Sobald sie in Sicherheit sind, dreht sich Lots Frau um. Sie konfrontiert sich mit dem, was passiert ist. Auch mit dem, was ihr Ehemann bereit war, ihren Töchtern anzutun. Vielleicht kommt ihr auch die Frage: wenn diese Engel nicht gekommen wären, dann hätten wir weiter unser Leben leben können. Dann wäre es vielleicht nicht zu diesem Drama gekommen. Sie dreht sich um, gemahnt die Ihrigen und die Nachwelt, die Spuren wahrzunehmen, die die traumatische Vergangenheit hinterlässt – in unseren Körpern und Seelen. Lots Frau wird selbst zur Spur. Sie zeigt auf das, was gerne schnell vergessen wird: die Gewalt an Fremden, an Minderjährigen, an Frauen und Männern. Das Salz ihrer Tränen wird zu einer Säule, die ans Trauern erinnert. Die daran erinnert, Leid aufzuarbeiten – als Individuen, Familie und Gesellschaft. Nicht zu vergessen, welchen Preis wir manchmal bereit sind zu zahlen, um gewaltbereite, aggressive, mächtige Feinde zu beschwichtigen.
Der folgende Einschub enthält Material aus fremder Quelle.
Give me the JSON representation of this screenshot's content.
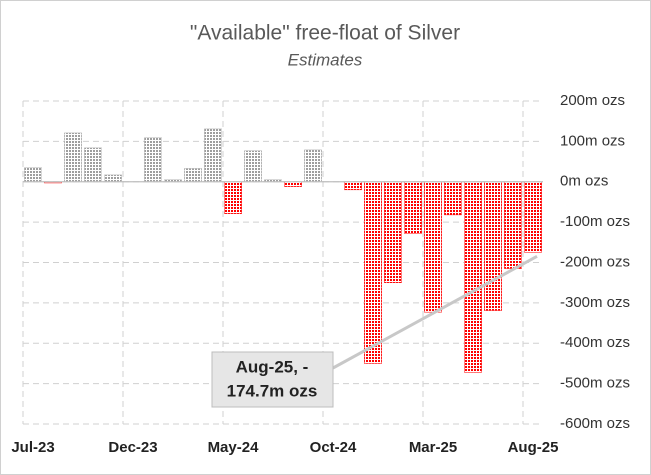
{
  "chart_data": {
    "type": "bar",
    "title": "\"Available\" free-float of Silver",
    "subtitle": "Estimates",
    "categories": [
      "Jul-23",
      null,
      null,
      null,
      null,
      "Dec-23",
      null,
      null,
      null,
      null,
      "May-24",
      null,
      null,
      null,
      null,
      "Oct-24",
      null,
      null,
      null,
      null,
      "Mar-25",
      null,
      null,
      null,
      null,
      "Aug-25"
    ],
    "values": [
      35,
      -3,
      121,
      84,
      17,
      0,
      109,
      5,
      33,
      131,
      -79,
      77,
      5,
      -12,
      79,
      0,
      -20,
      -450,
      -250,
      -128,
      -323,
      -82,
      -472,
      -319,
      -215,
      -174.7
    ],
    "positive_color": "#b4b4b4",
    "negative_color": "#ff0000",
    "ylim": [
      -600,
      200
    ],
    "yticks": [
      {
        "value": 200,
        "label": "200m ozs"
      },
      {
        "value": 100,
        "label": "100m ozs"
      },
      {
        "value": 0,
        "label": "0m ozs"
      },
      {
        "value": -100,
        "label": "-100m ozs"
      },
      {
        "value": -200,
        "label": "-200m ozs"
      },
      {
        "value": -300,
        "label": "-300m ozs"
      },
      {
        "value": -400,
        "label": "-400m ozs"
      },
      {
        "value": -500,
        "label": "-500m ozs"
      },
      {
        "value": -600,
        "label": "-600m ozs"
      }
    ],
    "grid": true,
    "annotation": {
      "lines": [
        "Aug-25, -",
        "174.7m ozs"
      ]
    }
  }
}
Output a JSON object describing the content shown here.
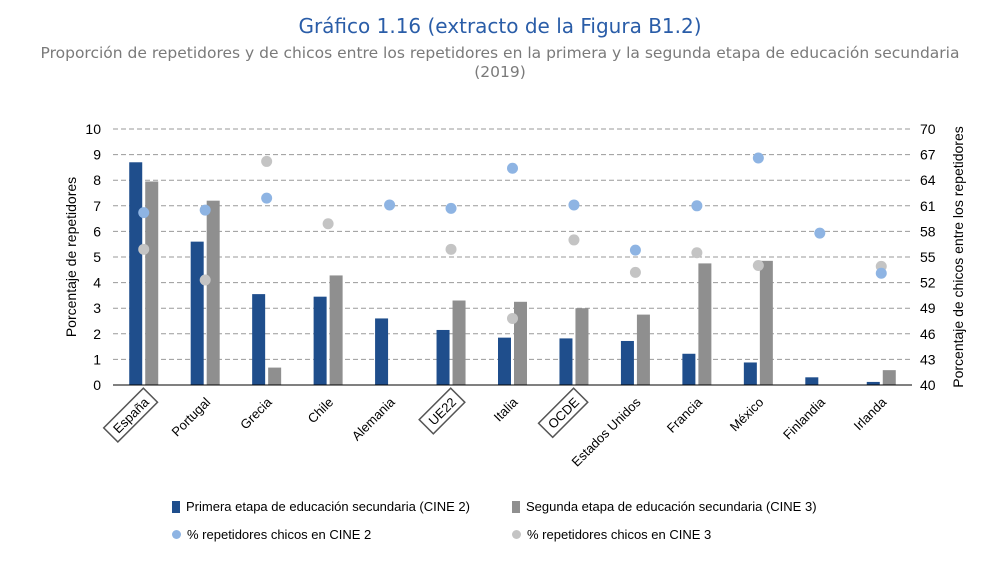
{
  "title": "Gráfico 1.16 (extracto de la Figura B1.2)",
  "subtitle_line1": "Proporción de repetidores y de chicos entre los repetidores en la primera y la segunda etapa de educación secundaria",
  "subtitle_line2": "(2019)",
  "colors": {
    "cine2_bar": "#1f4e8c",
    "cine3_bar": "#8f8f8f",
    "cine2_dot": "#8eb4e3",
    "cine3_dot": "#c4c4c4",
    "title": "#2a5da8",
    "subtitle": "#7a7a7a"
  },
  "chart_data": {
    "type": "bar",
    "title": "Gráfico 1.16 (extracto de la Figura B1.2)",
    "ylabel": "Porcentaje de repetidores",
    "y2label": "Porcentaje de chicos entre los repetidores",
    "ylim": [
      0,
      10
    ],
    "y2lim": [
      40,
      70
    ],
    "yticks": [
      "0",
      "1",
      "2",
      "3",
      "4",
      "5",
      "6",
      "7",
      "8",
      "9",
      "10"
    ],
    "y2ticks": [
      "40",
      "43",
      "46",
      "49",
      "52",
      "55",
      "58",
      "61",
      "64",
      "67",
      "70"
    ],
    "grid": true,
    "legend_position": "bottom",
    "categories": [
      "España",
      "Portugal",
      "Grecia",
      "Chile",
      "Alemania",
      "UE22",
      "Italia",
      "OCDE",
      "Estados Unidos",
      "Francia",
      "México",
      "Finlandia",
      "Irlanda"
    ],
    "boxed_categories": [
      "España",
      "UE22",
      "OCDE"
    ],
    "series": [
      {
        "name": "Primera etapa de educación secundaria (CINE 2)",
        "kind": "bar",
        "axis": "left",
        "values": [
          8.7,
          5.6,
          3.55,
          3.45,
          2.6,
          2.15,
          1.85,
          1.82,
          1.72,
          1.22,
          0.88,
          0.3,
          0.12
        ]
      },
      {
        "name": "Segunda etapa de educación secundaria (CINE 3)",
        "kind": "bar",
        "axis": "left",
        "values": [
          7.95,
          7.2,
          0.68,
          4.28,
          null,
          3.3,
          3.25,
          3.0,
          2.75,
          4.75,
          4.85,
          null,
          0.58
        ]
      },
      {
        "name": "% repetidores chicos en CINE 2",
        "kind": "point",
        "axis": "right",
        "values": [
          60.2,
          60.5,
          61.9,
          null,
          61.1,
          60.7,
          65.4,
          61.1,
          55.8,
          61.0,
          66.6,
          57.8,
          53.1
        ]
      },
      {
        "name": "% repetidores chicos en CINE 3",
        "kind": "point",
        "axis": "right",
        "values": [
          55.9,
          52.3,
          66.2,
          58.9,
          null,
          55.9,
          47.8,
          57.0,
          53.2,
          55.5,
          54.0,
          null,
          53.9
        ]
      }
    ]
  }
}
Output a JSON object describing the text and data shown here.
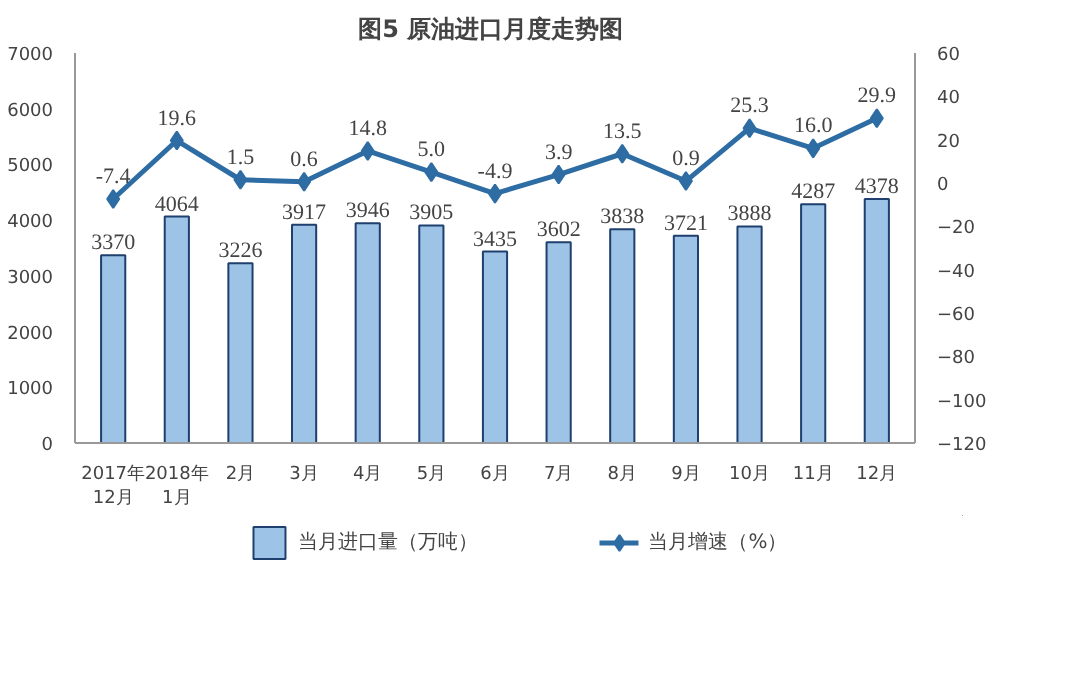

Wen wir bereit sind zu opfern, um des vermeintlich lieben Friedens willen.

Lots Frau wird zur Salzsäule, Lot vergewaltigt betrunken seine Töchter – von konsensuellem Sex kann in der Höhle, in der Lot und seine Töchter Zuflucht finden wohl kaum die Rede sein.

Das Buch Genesis erzählt hier eine gewaltvolle Geschichte, eine Geschichte, die ein traumatisches Geschehen nicht verleugnet. Eine Geschichte von einer Salzsäule, die uns gemahnt hinzuschauen, nicht zu vergessen, kritisch zu bleiben mit einem vermeintlichen Frieden und die Geschichten von denen zu erzählen, die Leid erlitten haben und sie selbst vielleicht nicht mehr erzählen können.

Erinnern heißt verändern – so das Motto der Initiative, die sich nach der Tat von Hanau gegründet hat. Gar nicht rückwärtsgewandt, sondern kritisch gegenüber vorschnellem staatlichem Versöhnungsimpuls. Statt einen Punkt hinter die Geschichte zu setzen: lieber ein Fragezeichen: Was muss sich verändern, damit eine rassistische Tat wie die von Hanau nicht mehr passiert? Was muss sich verändern, damit sich gewaltbereite Mobs nicht um Häuser mit „Fremden“ versammeln? Die Salzsäule weist uns den Weg.  Amen.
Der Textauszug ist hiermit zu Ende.